POPULAÇÃO DE RUA E CONSUMO DE DROGAS: VULNERABILIDADES ASSOCIADAS

Padre Júlio Lancellotti(1)

Eu vim pensando em umas pessoas que estavam telefonando para o Jacinto antes de a gente chegar aqui. Essas pessoas moram aqui em Brasília e hoje não tinham leite para dar para os seus filhos e não têm roupa para trocar suas crianças. Moram aqui em Brasília, nessa linda capital federal do Brasil sem Miséria, moram aqui e a gente vai voltar para visitá-los. Quem sabe sobrou algum lanche e o Jacinto poderá ir lá hoje à noite para levar alguma coisa. Quem sabe a gente leve um pouco desse lanche às famílias que não têm o que comer como presente da inteligência psicológica do Brasil, do Conselho Regional de Psicologia, dos Direitos Humanos e o diabo a quatro.

Eu estava me lembrando de uma história interessante de uma pessoa que estava internada em um sanatório e estava puxando uma lata, quando o médico viu a cena, falou assim: “Que bonito seu cachorrinho”. O interno respondeu: “Que cachorrinho doutor, não está vendo que eu estou puxando uma lata? Depois o louco aqui sou eu, mas é você que vem dizer para mim ‘bonito seu cachorrinho’, não está vendo que é uma lata? Vai para lá.” O médico então juntou os psicólogos, os terapeutas, os assistentes sociais, etc. e fez uma reunião em que disse: “O cara está com senso de realidade, ele sabe que estava puxando uma lata. Vamos dar alta para ele, o que ele vai ficar fazendo aqui”? Deram alta para ele, mas na hora em que ele foi embora, puxando a lata, ele falou: “Aí, Totó, enganamos todo mundo”.
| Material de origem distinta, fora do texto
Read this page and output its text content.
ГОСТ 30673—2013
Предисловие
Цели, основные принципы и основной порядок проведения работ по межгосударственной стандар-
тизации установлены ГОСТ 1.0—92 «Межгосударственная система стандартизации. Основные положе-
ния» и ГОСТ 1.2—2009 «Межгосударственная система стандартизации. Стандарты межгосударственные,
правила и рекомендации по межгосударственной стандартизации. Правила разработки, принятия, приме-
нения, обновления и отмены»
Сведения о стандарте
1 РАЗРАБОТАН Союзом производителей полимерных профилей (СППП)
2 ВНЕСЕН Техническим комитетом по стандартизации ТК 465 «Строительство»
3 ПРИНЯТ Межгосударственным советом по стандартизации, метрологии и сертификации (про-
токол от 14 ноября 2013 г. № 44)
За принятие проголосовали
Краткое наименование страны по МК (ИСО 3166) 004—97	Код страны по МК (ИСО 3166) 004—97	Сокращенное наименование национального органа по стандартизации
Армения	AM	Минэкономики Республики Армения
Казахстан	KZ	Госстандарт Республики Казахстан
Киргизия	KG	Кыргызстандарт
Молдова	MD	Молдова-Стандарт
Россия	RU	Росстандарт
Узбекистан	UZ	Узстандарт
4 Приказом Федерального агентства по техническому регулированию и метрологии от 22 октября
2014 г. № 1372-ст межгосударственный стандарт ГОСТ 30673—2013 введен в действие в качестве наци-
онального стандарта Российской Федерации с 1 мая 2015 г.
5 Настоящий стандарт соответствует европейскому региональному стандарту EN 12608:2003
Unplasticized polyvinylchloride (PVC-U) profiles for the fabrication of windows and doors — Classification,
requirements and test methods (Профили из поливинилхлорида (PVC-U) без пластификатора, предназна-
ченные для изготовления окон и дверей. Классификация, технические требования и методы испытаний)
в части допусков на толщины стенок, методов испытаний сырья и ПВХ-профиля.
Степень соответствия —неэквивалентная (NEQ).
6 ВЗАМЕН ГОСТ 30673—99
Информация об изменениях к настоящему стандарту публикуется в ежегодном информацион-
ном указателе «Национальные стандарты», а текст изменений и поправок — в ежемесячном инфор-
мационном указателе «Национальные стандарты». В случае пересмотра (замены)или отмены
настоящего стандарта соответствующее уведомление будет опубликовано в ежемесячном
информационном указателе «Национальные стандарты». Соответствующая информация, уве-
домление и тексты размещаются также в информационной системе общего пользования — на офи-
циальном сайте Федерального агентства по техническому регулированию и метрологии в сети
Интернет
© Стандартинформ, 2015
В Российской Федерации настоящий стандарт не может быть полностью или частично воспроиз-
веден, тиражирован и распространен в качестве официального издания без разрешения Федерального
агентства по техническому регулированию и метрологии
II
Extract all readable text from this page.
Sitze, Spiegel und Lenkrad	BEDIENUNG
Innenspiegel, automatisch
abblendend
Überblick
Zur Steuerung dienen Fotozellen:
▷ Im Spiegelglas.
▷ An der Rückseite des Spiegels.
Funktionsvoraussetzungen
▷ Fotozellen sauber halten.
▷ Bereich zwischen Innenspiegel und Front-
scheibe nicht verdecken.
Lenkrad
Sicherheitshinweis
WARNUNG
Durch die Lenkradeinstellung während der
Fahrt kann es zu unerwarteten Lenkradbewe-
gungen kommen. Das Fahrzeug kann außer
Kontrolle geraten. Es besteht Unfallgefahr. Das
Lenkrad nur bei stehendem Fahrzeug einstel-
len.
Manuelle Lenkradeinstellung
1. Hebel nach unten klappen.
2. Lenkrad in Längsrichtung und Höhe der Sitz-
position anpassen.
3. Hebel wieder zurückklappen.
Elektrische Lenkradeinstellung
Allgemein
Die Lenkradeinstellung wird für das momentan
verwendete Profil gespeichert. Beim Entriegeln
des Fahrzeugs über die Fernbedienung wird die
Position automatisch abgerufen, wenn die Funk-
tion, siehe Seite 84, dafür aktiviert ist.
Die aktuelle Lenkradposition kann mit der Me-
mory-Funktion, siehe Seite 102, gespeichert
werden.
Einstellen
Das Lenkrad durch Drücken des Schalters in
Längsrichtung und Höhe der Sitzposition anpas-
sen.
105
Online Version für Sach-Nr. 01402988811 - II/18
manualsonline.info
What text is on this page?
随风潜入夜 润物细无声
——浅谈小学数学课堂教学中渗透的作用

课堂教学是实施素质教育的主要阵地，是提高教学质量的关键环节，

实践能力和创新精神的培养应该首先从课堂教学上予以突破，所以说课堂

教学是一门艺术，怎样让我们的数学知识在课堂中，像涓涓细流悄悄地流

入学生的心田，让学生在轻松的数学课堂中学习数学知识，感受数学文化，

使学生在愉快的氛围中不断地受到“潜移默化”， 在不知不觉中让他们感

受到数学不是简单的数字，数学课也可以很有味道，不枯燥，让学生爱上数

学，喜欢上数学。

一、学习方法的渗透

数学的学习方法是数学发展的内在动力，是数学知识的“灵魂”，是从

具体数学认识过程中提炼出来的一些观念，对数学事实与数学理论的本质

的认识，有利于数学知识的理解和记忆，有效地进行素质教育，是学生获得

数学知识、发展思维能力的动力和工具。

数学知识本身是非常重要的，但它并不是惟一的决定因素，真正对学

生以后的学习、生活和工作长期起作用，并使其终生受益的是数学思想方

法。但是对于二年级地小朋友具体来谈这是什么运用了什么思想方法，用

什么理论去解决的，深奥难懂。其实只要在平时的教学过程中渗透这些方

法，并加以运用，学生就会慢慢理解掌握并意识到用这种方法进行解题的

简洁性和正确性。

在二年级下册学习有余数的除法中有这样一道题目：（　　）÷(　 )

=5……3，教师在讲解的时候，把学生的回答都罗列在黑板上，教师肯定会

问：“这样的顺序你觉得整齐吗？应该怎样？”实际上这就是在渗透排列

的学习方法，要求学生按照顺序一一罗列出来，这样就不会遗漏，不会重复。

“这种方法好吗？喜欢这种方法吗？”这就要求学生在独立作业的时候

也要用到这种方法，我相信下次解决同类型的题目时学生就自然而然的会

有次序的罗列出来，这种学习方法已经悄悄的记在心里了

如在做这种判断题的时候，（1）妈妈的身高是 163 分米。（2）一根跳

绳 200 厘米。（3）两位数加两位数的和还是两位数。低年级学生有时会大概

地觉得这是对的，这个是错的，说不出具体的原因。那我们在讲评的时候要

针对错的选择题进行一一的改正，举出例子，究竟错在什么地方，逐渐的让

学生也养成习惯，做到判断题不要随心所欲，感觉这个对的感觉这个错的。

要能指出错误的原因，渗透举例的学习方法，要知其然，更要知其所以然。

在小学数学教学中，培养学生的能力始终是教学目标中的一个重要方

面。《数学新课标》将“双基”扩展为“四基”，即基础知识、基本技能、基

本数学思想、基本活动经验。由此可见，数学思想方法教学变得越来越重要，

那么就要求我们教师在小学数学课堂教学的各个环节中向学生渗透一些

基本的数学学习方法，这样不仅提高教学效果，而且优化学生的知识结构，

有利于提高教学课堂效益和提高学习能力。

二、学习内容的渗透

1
Um dia o menino da rua falou para mim que a rua era um lugar cheio de portas e que todas as portas estavam fechadas. E agora quando a gente abre uma porta, eles falam: “Não vou entrar nessa merda”. E aí nós ficamos gastando a nossa Psicologia e a nossa cabeça para entender por que eles não querem entrar. E sabe por que eles não querem entrar? Sabe o que eles falam para nós? “Vocês é que são uma droga, vocês ficam falando
que eu uso droga, e droga são vocês. Droga é a igreja, droga é o direito humano, droga é o padre, o pastor e o escambau a quatro. Vocês é que são a droga”. Vocês nunca ouviram o povo da rua dizer? “Aquela droga daquela psicóloga que me atendeu nem me deu atenção, nem olhou para minha cara. Aquela droga daquela assistente social nem me viu, nem olhou para minha cara”. E nós ficamos falando de droga? Quantas vezes nós somos droga para eles? Uma droga de uma pessoa que não é capaz de conviver, uma droga de uma pessoa que não é capaz de perceber a humanidade, uma droga de uma pessoa que não é capaz de ver a lágrima de uma pessoa que está na rua, de ver sua dor, seu sofrimento, seu cansaço, seus sentimentos. Ainda assim nós vamos lá estudar a droga que o povo da rua usa. Nós é que estamos entorpecidos e não somos capazes de amá-los, de respeitá-los, de acolhê-los. Nós nos enchemos de técnicas de doutoramento, de títulos e o escambau, mas não somos capazes de sentar na calçada e conversar com o irmão que está na rua, não somos capazes de ver que ele é o nosso semelhante. Agora nós inventamos listas para fazer internação compulsória. Sou forte candidato à internação compulsória, porque disseram que eu fiquei doido.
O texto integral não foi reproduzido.